Uri Avnery passed away on August 20th, a man who challenged the Israeli government and demanded rights for Palestinians throughout his life
Story Transcript
MARC STEINER: On Monday, August 20, Uri Avnery passed away from a stroke, shortly before his 94th birthday. Uri Avnery was a dissident voice in Israel; a staunch fighter for equal rights and democracy without giving up his patriotism. He believed in what he called Hebrew-Arab solidarity.
Born in Germany in 1923, his Jewish family fled to Palestine when he was just 10 years old when the Nazis came to power.
URI AVNERY: Israelis have been conditioned by Jewish, by the Jewish past as it is being taught in Israeli schools, and of course by the Holocaust, into a kind of psychology of the whole world is against us. We are against the whole world.
MARC STEINER: When he was 15, Avnery joined the paramilitary Zionist group known as the Irgun, which launched attacks against Palestinians and against British imperial forces. Avnery later candidly referred to his membership in the Irgun as his time being a terrorist. He quit that organization over their anti-Arab ideology and their bombings of Arab markets.
URI AVNERY: I was a member of that terrorist organization when I was 15 years old. I believe I understand the psychology of young people who join organisations which are called terrorists by their enemies, but which themselves think of themselves as freedom fighters.
MARC STEINER: After the establishment of the state of Israel, Avnery’s views shifted even more. He believed that a democratic and stable state of Israel would only be possible if Palestinians had their own independent state, and if the Palestinians of Israel were full and equal citizens.

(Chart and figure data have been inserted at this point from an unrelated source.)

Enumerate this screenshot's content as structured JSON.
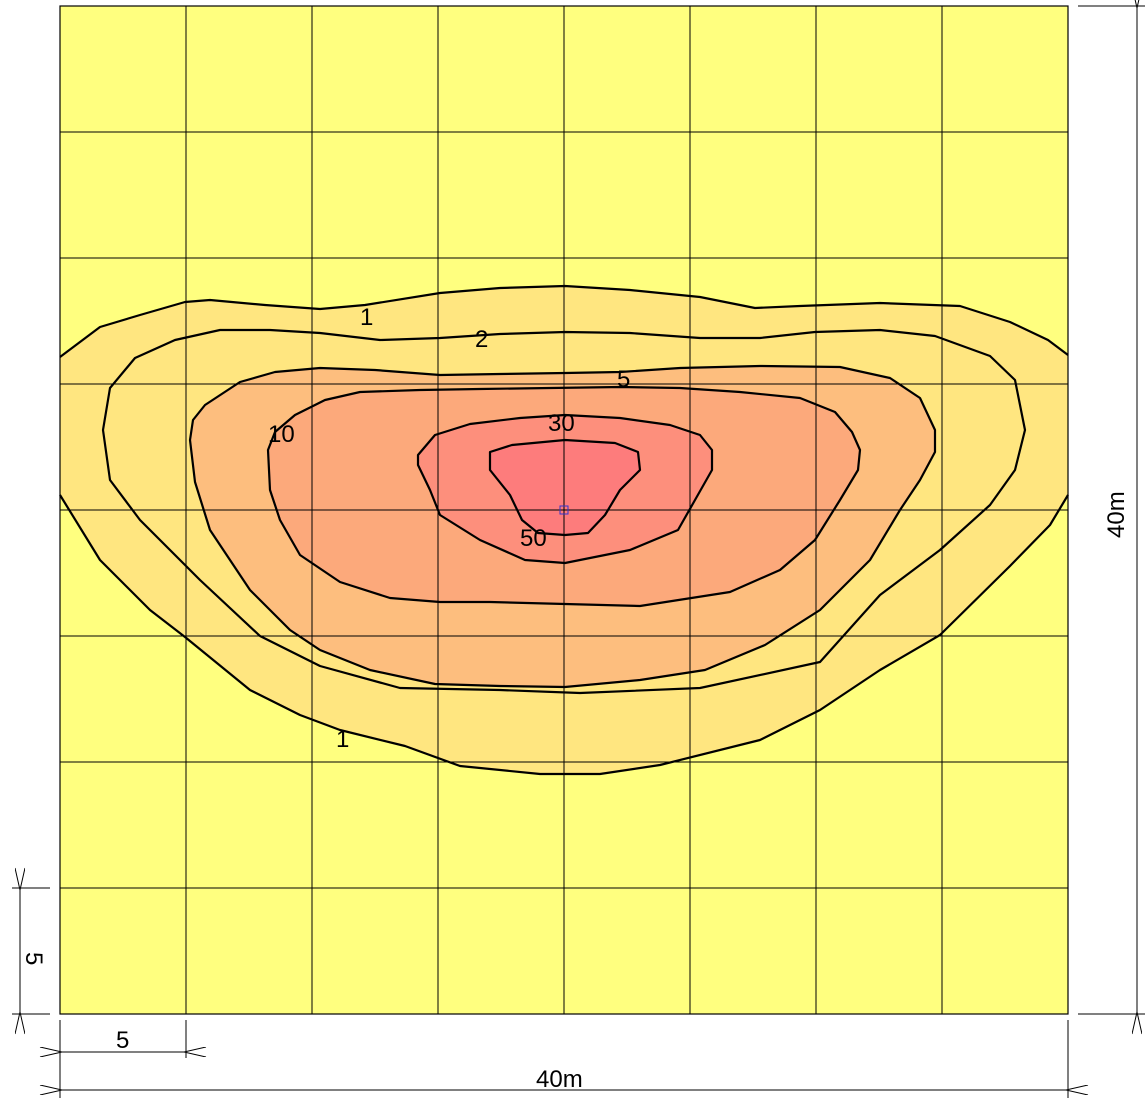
{
  "colors": {
    "background": "#ffff7f",
    "band_1": "#ffe680",
    "band_5": "#fdbe7e",
    "band_10": "#fca97b",
    "band_30": "#fd8f7c",
    "band_50": "#fd7c7c",
    "grid_line": "#000000",
    "contour_line": "#000000",
    "source_marker": "#3333cc"
  },
  "contour_labels": [
    "1",
    "2",
    "5",
    "10",
    "30",
    "50",
    "1"
  ],
  "dimensions": {
    "cell_width_label": "5",
    "total_width_label": "40m",
    "cell_height_label": "5",
    "total_height_label": "40m"
  },
  "grid": {
    "columns": 8,
    "rows": 8
  }
}
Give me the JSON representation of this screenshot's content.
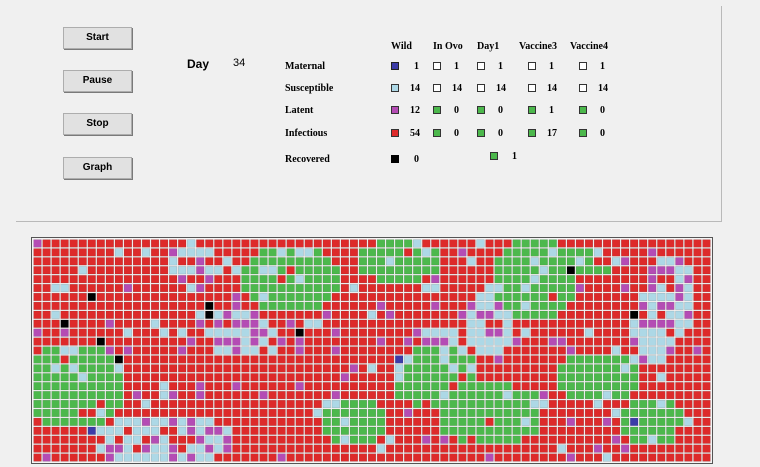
{
  "controls": {
    "start_label": "Start",
    "pause_label": "Pause",
    "stop_label": "Stop",
    "graph_label": "Graph"
  },
  "day": {
    "label": "Day",
    "value": "34"
  },
  "columns": [
    "Wild",
    "In Ovo",
    "Day1",
    "Vaccine3",
    "Vaccine4"
  ],
  "states": [
    {
      "label": "Maternal",
      "color": "#3c3ca8",
      "values": [
        "1",
        "1",
        "1",
        "1",
        "1"
      ]
    },
    {
      "label": "Susceptible",
      "color": "#add8e6",
      "values": [
        "14",
        "14",
        "14",
        "14",
        "14"
      ]
    },
    {
      "label": "Latent",
      "color": "#b44cb4",
      "values": [
        "12",
        "0",
        "0",
        "1",
        "0"
      ]
    },
    {
      "label": "Infectious",
      "color": "#dd2a2a",
      "values": [
        "54",
        "0",
        "0",
        "17",
        "0"
      ]
    },
    {
      "label": "Recovered",
      "color": "#000000",
      "values": [
        "0",
        "",
        "",
        "1",
        ""
      ]
    }
  ],
  "cell_colors": {
    "maternal": "#3c3ca8",
    "susceptible": "#add8e6",
    "latent": "#b44cb4",
    "infectious": "#dd2a2a",
    "recovered": "#000000",
    "vaccinated": "#4cb84c",
    "empty": "#ffffff"
  }
}
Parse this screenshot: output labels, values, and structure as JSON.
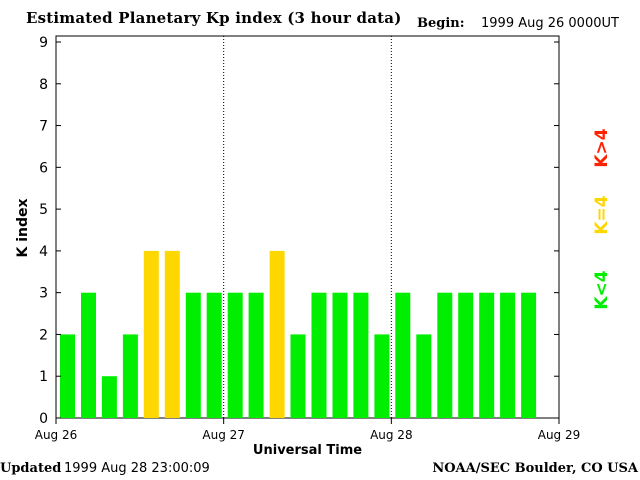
{
  "header": {
    "title": "Estimated Planetary Kp index (3 hour data)",
    "begin_label": "Begin:",
    "begin_value": "1999 Aug 26 0000UT"
  },
  "footer": {
    "updated_label": "Updated",
    "updated_value": "1999 Aug 28 23:00:09",
    "org": "NOAA/SEC Boulder, CO USA"
  },
  "legend": [
    {
      "label": "K<4",
      "color": "#00ee00"
    },
    {
      "label": "K=4",
      "color": "#ffd700"
    },
    {
      "label": "K>4",
      "color": "#ff2200"
    }
  ],
  "colors": {
    "low": "#00ee00",
    "equal4": "#ffd700",
    "high": "#ff2200"
  },
  "chart_data": {
    "type": "bar",
    "title": "Estimated Planetary Kp index (3 hour data)",
    "xlabel": "Universal Time",
    "ylabel": "K index",
    "ylim": [
      0,
      9
    ],
    "yticks": [
      0,
      1,
      2,
      3,
      4,
      5,
      6,
      7,
      8,
      9
    ],
    "xticks": [
      "Aug 26",
      "Aug 27",
      "Aug 28",
      "Aug 29"
    ],
    "day_separators": [
      "Aug 27",
      "Aug 28"
    ],
    "bars_per_day": 8,
    "values": [
      2,
      3,
      1,
      2,
      4,
      4,
      3,
      3,
      3,
      3,
      4,
      2,
      3,
      3,
      3,
      2,
      3,
      2,
      3,
      3,
      3,
      3,
      3
    ]
  }
}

URI AVNERY: In order to achieve peace with the Palestinian people, Israel must end the occupation with the war from the occupied territories and enable the Palestinians to set up their own independent nation-state, the state of Palestine. That’s what it’s all about.
MARC STEINER: Uri Avneri bought a weekly magazine called HaOlam HaZeh- It means This World- where he used sensational journalism on the high society of Tel Aviv and sexy photos to draw readers to read political articles criticizing the Israeli government. The magazine was so effective that the Israeli secret police concocted a failed plot to denounce Avnery as a Soviet spy and have him arrested.
In 1965, he founded a political party and became a member of the Israeli parliament, called the Knesset, where he was the voice of opposition, part of what was called the left campm once giving up his parliamentary seat to a Palestinian.
In 1974, Avnery survived an assassination attempt and sustained several knife wounds. During the Israeli invasion of Lebanon in 1982, Avnery and two other journalists blatantly violated Israeli law by interviewing Yasser Arafat, who was head of the Palestinian Liberation Organization.
YASSER ARAFAT: I know the future is one state. This is the future. Because, you see, you can’t be away from the heart of this area. We are looking to make one Arab state, from Morocco to Aden. You have your own situation, and I know, I have to respect it.
MARC STEINER: Avnery proceeded to found the political organization Gush Shalom, meaning Peace Block, in 1994. The organization called for the boycott of all products from the illegal Israeli settlements in the occupied Palestinian territories. Though he always, to the consternation of many activists, remained opposed to the BTS movement and its boycott of all products from Israel.
URI AVNERY: We are not anymore the little David fighting for his life against dozens of nations who want to destroy us. But rather we’ve become the Goliath.
MARC STEINER: In Israeli society, Uri Avnery was never accepted into the mainstream. After his death, a news anchor compared him to Palestinian terrorists, and right-wing activists expressed joy at his death.
NEWS ANCHOR: And today eulogies were dedicated to him by the President of the State Reuven Rivlin, but also by British Labour leader Jeremy Corbyn, and also the chairman of the Palestinian Authority Abu Mazen, those who have no problem to eulogize terrorists as a matter of routine.
MARC STEINER: We lost a man who dedicated his entire life to the fight for equal rights and justice. He believed that Zionism did not have to be racist, and defined himself as a post-Zionist. To his last breath, Uri Avnery remained an optimist about a peaceful future between Israelis and Palestinians. He was an atheist. His body was cremated, with his ashes thrown to the sea. And as Bennett Muraskin wrote, he enjoyed eating fish, and he wanted to return the favor.